A social project: Bakkie040 is a socially engaged coffee place. Initiated by Springplank, Trudo (social housing company) and Rotary Club Eindhoven - Eeckaerde, Bakkie040 propose a fresh start to homeless people by offering a job together with a temporary home. Bakkie040 is built in 3 containers and placed as an addition to Plug-in City (PiC) Plug-in city is a city in motion, inspired by the first concept from Archigram, it is designed and built by the community, with the idea of being able to be easily dismantled and relocated. Thus, Bakkie040 was designed with a similar mindset. The design allows the 3 containers to be easily detached and transported separately elsewhere.
Hyperlocal: The scale of the project allowed Bygg A&D to handle every aspect of both the design and the production. By involving the skills of the community, producing everything in PiC’s workshop, and building mainly from the left-over materials gathered in the neighborhood, the project became ‘hyperlocal’. While the design team was drawing, a first team of ‘gatherers’ collected the materials to create a feedback loop adjusting the design to the material. We gathered the windows from the refurbishment of a foodcourt happening nearby, we collected a large amount of timber and plywood from an exhibition also 2 blocks away and we received 2 tempered glass panels, used for the awning, from an old show at the art gallery on the other side of the street.
Design choices “We use everything we have, more labor work, less new materials, privilege screws to glue.” The walls and ceilings are paneled with reclaimed plywood fastened by long strips fixed with visible screws. All panels are easily removable, replaceable and, why not, reusable for a third life. The concrete-like floor, made of large panels of cement & wood fiber, calms the strong pattern of the old yellowed plywood.
The uniform color of the fabric on the back wall give an intimate and soft touch to the space and come to complete the relationship between the natural wood and the mineral floor. We used our 3D printer to produce locally, with organic-based plastic PLA, the light holders that gently letting naked light bulb providing a dimmable light. The design of the furniture is a response to maximizing the use of the leftover from the production. By designing table and chairs from small repeated parts the CNC was able to cut all the parts from all the pieces lying around the workshop .

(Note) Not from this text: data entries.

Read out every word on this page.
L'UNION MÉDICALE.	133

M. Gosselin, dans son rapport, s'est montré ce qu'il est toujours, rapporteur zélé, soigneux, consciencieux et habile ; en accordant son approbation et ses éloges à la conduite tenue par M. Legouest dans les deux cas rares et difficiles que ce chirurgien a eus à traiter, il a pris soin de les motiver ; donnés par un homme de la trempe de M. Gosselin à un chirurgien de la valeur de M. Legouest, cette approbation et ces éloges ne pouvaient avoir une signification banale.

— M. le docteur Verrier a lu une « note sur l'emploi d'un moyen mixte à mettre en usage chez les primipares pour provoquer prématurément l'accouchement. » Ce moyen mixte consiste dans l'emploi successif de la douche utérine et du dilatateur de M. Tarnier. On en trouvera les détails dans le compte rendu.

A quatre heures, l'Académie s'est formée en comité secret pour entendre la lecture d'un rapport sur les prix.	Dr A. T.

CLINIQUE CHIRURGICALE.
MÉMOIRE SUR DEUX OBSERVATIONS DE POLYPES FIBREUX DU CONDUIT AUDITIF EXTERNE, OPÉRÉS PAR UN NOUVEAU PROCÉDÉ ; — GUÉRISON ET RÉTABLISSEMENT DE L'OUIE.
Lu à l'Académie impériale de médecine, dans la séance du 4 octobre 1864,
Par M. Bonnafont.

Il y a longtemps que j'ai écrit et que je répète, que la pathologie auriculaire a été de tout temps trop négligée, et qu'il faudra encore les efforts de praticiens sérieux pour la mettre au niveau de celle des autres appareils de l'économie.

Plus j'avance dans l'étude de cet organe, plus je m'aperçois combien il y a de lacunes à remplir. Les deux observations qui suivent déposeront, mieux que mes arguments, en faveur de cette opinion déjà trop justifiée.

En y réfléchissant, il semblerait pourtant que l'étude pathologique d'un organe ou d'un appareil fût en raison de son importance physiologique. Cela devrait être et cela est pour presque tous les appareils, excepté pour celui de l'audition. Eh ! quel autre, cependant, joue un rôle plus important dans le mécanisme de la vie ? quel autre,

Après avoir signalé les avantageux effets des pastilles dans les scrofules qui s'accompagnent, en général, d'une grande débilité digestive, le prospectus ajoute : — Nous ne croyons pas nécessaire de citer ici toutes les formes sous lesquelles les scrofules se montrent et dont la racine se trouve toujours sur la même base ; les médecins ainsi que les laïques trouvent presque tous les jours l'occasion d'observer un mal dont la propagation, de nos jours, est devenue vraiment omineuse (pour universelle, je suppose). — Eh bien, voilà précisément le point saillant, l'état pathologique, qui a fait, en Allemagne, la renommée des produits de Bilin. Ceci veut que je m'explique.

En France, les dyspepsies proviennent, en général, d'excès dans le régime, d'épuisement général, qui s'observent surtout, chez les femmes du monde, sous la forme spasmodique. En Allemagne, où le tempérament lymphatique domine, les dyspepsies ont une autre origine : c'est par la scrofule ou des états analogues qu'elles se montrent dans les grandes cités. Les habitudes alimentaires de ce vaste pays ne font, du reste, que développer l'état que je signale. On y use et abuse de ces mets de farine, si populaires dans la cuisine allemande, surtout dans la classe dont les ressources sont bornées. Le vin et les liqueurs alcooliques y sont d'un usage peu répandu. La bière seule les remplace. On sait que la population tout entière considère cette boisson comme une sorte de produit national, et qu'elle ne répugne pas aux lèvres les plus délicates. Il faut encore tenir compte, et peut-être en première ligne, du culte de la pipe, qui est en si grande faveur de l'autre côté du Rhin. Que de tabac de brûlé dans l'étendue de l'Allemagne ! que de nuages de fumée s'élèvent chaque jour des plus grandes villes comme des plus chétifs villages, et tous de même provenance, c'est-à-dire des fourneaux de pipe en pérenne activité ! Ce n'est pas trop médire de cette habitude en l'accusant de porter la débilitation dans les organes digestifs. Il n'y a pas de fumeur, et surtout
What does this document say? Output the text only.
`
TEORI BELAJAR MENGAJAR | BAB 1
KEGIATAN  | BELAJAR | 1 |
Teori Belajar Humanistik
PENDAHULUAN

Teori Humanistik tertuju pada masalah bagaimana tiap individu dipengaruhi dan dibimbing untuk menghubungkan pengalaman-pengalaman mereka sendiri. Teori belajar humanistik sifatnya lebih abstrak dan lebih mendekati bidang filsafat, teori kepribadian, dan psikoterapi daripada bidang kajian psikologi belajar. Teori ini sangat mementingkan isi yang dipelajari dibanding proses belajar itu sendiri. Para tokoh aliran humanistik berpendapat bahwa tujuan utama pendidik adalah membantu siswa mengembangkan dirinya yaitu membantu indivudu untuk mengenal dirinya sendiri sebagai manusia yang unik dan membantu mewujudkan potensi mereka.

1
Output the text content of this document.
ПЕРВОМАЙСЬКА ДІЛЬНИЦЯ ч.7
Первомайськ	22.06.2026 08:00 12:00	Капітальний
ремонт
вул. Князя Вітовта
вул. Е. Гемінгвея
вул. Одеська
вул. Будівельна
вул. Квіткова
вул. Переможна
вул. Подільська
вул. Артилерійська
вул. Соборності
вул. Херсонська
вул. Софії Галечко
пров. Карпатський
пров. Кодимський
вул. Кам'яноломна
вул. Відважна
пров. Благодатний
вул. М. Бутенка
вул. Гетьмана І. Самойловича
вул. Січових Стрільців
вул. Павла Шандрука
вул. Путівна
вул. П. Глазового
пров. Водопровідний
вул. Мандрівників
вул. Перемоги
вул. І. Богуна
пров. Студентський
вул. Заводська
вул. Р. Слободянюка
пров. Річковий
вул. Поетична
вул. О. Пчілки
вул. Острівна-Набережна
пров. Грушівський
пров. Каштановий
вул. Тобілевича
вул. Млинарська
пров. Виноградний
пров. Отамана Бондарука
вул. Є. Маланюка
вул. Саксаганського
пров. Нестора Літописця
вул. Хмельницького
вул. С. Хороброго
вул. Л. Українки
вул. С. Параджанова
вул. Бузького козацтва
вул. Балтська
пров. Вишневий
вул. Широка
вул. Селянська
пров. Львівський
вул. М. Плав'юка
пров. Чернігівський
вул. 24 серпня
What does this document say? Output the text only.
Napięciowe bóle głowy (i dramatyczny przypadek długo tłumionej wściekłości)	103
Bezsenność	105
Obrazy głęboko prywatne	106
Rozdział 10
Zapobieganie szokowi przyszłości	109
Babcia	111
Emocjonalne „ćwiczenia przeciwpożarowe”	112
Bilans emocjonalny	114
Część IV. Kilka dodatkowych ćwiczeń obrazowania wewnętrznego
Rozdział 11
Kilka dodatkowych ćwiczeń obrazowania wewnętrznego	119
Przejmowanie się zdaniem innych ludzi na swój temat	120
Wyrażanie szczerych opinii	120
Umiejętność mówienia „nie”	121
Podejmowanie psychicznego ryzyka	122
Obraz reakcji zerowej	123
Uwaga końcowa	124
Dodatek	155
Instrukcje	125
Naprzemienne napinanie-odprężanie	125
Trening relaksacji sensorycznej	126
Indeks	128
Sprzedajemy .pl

The design is inspired by the Savonarola chair, named after Dominican priest Girolamo Savonarola who preached all his life for simplicity and frugality, giving up all the unnecessary superfluous. Ironically his name was given to the thing that he probably would have hated the most, a chair full of ornaments, a symbol of social status and luxury. With this collection we play with this ambiguity, offering a chair giving a lord's posture to every user, democratizing its social status, while being naked of ornaments and superfluous.